SSV means Space-Separated Values, and is an alternative to CSV.
It is meant to be a cleaner format for human-writen data without the hassles of numbers containing commas, particularly on languages that use comma as decimal separator.
Rules
- Values are separated by a sequence of at least one spacing element.
- A spacing element is either a SPACE (byte value/codepoint 32) or a TAB (byte value/codepoint 9).
- The first value in a row can be preceded by spacing, which is ignored.
- The last value in a row can be succeeded by spacing, which is ignored.
- Rows of values are separated by line-breaks. A line-break is an LF (byte value/codepoint 10) optionally preceded by CR (byte value/codepoint 13).

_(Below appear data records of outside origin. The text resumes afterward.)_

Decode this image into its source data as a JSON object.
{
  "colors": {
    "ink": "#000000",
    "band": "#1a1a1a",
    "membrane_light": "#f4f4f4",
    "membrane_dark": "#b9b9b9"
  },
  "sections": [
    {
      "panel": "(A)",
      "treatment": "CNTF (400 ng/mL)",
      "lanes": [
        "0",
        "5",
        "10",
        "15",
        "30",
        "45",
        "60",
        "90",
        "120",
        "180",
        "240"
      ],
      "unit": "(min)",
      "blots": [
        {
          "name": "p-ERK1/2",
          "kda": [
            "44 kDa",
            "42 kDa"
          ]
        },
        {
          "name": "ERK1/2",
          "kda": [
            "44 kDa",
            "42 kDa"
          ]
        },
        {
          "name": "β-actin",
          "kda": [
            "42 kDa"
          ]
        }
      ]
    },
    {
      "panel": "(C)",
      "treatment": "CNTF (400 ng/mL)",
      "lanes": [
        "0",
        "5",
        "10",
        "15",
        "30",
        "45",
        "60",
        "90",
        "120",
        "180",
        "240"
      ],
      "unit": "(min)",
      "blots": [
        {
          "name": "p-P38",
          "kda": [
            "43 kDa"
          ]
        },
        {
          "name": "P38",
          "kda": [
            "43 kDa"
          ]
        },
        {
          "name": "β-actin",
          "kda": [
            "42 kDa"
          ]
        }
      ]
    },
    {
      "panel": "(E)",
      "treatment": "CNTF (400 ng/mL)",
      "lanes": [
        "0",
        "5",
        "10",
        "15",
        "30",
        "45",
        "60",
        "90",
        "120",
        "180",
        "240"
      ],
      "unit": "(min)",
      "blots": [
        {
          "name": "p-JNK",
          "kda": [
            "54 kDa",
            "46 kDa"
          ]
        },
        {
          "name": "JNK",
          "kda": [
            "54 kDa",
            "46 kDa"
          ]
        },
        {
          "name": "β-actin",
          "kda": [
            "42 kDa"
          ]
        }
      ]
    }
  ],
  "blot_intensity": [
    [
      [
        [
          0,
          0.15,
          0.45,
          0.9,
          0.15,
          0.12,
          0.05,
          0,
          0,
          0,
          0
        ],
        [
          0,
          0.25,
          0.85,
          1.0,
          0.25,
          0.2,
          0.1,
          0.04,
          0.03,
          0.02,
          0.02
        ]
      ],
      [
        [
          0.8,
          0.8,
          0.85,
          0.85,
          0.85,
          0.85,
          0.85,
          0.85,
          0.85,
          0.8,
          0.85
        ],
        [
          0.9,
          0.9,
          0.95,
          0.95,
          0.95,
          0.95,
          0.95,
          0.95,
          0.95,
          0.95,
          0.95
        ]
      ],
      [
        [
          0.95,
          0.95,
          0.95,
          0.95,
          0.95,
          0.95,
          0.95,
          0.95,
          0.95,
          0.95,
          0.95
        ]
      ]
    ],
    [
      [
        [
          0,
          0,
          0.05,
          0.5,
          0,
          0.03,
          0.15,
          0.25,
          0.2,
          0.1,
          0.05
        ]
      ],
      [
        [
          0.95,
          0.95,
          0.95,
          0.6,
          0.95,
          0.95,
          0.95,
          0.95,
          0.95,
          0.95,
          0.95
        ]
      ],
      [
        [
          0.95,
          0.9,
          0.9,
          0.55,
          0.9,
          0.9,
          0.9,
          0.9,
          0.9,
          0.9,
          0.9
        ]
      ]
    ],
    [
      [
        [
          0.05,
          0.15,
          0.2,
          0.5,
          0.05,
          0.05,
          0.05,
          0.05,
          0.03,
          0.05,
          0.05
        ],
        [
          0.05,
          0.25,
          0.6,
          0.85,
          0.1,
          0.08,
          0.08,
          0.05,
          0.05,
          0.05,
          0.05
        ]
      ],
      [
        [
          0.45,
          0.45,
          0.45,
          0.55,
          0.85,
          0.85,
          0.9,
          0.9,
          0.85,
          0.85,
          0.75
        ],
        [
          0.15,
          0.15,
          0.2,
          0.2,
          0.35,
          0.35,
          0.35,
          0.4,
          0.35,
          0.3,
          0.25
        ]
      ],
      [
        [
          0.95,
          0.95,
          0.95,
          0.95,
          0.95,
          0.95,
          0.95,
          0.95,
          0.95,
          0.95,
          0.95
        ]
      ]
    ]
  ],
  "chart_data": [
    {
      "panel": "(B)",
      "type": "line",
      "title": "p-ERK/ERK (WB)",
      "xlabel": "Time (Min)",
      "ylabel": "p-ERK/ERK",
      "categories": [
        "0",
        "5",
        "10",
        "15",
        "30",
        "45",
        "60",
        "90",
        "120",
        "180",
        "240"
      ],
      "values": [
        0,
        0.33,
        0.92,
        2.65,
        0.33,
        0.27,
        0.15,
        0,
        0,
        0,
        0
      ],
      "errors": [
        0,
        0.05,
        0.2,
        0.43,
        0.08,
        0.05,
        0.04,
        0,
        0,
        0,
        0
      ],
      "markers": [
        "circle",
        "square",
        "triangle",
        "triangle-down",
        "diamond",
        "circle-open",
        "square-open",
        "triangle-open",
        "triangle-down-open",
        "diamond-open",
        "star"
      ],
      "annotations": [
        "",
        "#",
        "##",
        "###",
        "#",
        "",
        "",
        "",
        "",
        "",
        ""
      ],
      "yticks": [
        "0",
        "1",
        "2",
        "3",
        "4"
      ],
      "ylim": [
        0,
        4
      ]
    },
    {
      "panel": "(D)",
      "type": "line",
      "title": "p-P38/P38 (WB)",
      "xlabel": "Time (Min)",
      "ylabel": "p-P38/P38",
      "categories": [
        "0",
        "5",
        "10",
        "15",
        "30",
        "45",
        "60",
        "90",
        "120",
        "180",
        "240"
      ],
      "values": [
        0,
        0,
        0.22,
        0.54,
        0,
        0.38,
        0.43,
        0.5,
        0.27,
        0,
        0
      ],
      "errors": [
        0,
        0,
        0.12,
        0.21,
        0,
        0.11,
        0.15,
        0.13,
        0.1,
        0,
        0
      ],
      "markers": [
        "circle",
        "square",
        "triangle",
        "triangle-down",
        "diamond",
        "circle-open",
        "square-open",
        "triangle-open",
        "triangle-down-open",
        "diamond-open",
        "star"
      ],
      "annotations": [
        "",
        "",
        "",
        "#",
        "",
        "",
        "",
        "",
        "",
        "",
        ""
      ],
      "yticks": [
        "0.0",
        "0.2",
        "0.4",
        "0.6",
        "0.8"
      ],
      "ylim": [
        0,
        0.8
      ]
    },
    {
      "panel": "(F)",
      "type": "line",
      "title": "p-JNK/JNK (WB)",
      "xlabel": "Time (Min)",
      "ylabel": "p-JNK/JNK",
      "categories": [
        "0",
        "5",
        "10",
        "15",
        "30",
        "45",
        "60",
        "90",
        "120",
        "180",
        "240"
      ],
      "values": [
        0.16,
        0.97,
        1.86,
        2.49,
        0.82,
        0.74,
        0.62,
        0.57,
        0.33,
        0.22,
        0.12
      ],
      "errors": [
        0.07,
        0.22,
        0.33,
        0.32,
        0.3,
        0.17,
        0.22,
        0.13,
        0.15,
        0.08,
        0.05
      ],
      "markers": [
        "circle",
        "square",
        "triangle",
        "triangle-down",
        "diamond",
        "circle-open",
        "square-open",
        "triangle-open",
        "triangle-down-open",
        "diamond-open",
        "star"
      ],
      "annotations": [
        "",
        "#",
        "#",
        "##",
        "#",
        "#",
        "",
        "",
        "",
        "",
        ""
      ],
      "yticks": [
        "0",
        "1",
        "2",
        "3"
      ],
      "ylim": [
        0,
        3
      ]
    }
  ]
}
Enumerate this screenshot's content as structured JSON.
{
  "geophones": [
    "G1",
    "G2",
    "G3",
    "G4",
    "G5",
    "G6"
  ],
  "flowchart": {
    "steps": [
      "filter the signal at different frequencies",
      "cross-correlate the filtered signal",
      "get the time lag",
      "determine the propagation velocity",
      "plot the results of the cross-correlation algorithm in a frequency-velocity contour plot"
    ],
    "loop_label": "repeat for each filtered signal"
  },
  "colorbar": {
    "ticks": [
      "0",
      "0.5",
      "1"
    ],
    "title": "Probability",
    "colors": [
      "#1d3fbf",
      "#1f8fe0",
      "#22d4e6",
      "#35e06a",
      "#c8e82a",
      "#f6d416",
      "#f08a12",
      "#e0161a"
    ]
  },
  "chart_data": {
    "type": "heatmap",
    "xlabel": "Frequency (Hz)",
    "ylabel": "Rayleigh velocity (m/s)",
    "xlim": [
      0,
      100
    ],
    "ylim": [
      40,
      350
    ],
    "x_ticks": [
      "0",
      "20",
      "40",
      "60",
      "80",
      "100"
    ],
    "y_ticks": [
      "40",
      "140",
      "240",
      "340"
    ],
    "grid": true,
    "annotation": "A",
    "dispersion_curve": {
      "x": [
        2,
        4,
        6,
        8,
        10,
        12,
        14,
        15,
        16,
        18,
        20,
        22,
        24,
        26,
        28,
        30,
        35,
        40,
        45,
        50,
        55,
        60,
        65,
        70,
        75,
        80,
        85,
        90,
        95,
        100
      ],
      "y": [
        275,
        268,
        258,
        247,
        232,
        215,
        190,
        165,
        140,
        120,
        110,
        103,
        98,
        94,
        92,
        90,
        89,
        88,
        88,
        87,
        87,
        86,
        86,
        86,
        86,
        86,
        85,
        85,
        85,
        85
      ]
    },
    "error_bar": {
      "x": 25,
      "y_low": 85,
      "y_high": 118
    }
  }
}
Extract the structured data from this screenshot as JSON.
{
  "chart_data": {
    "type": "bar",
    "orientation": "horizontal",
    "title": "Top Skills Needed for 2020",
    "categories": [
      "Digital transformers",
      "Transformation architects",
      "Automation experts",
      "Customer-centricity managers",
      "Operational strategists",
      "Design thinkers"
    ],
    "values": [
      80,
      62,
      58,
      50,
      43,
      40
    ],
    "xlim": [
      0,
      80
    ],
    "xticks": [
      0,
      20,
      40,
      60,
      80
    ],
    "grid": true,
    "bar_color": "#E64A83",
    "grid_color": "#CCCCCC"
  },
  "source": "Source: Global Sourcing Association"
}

- Values may be enclosed in quotes (
"). - Values must be enclosed in quotes in the following cases:
- the value is empty;
- the value contains any spacing element;
- the value contains a line-break;
- the value contains only quotes;
- the value is the first thing in a row and starts with a HASH sign (
#).
- Values containing quotes are encoded by duplicating the quotes.
- A line starting with the HASH sign (
#) is ignored until the next line-break (or end of the content). Such line is considered a comment line.
Example
The following content:
| # | Name | Age | Note |
|---|---|---|---|
| 1 | John Doe | 53 | a.k.a. "Joe" |
| 77 | Mary | 23 |
can be encoded as:
"#" Name Age Note
1 "John Doe" 53 "a.k.a. ""Joe"""
77 Mary 23 ""
Bytes and Chars - modules, imports
This SSV lib has a single generic implementation that is specialized for the "domains":
| domain | Element | String | StringSlice |
|---|---|---|---|
| bytes | [u8] |
[Vec<u8>] |
&[u8] |
| chars | [char] |
[String] |
&str |
The generic implementation is in the [engine] module.
The modules [bytes] and [chars] have specializations that are aliases
for types in the [engine] module. Code using this crate should not have
references to the [engine] module, only to the specializations modules.
Reading SSV
Given a byte reader (a value implementing the [std::io::Read] trait),
SSV can be read with:
Tokenizer- an iterator that validates and returns tokens, including spacing, line-breaks and comments.Reader- an iterator that returns rows. Each row is aVecof values.read- a utility function that creates aReaderobject.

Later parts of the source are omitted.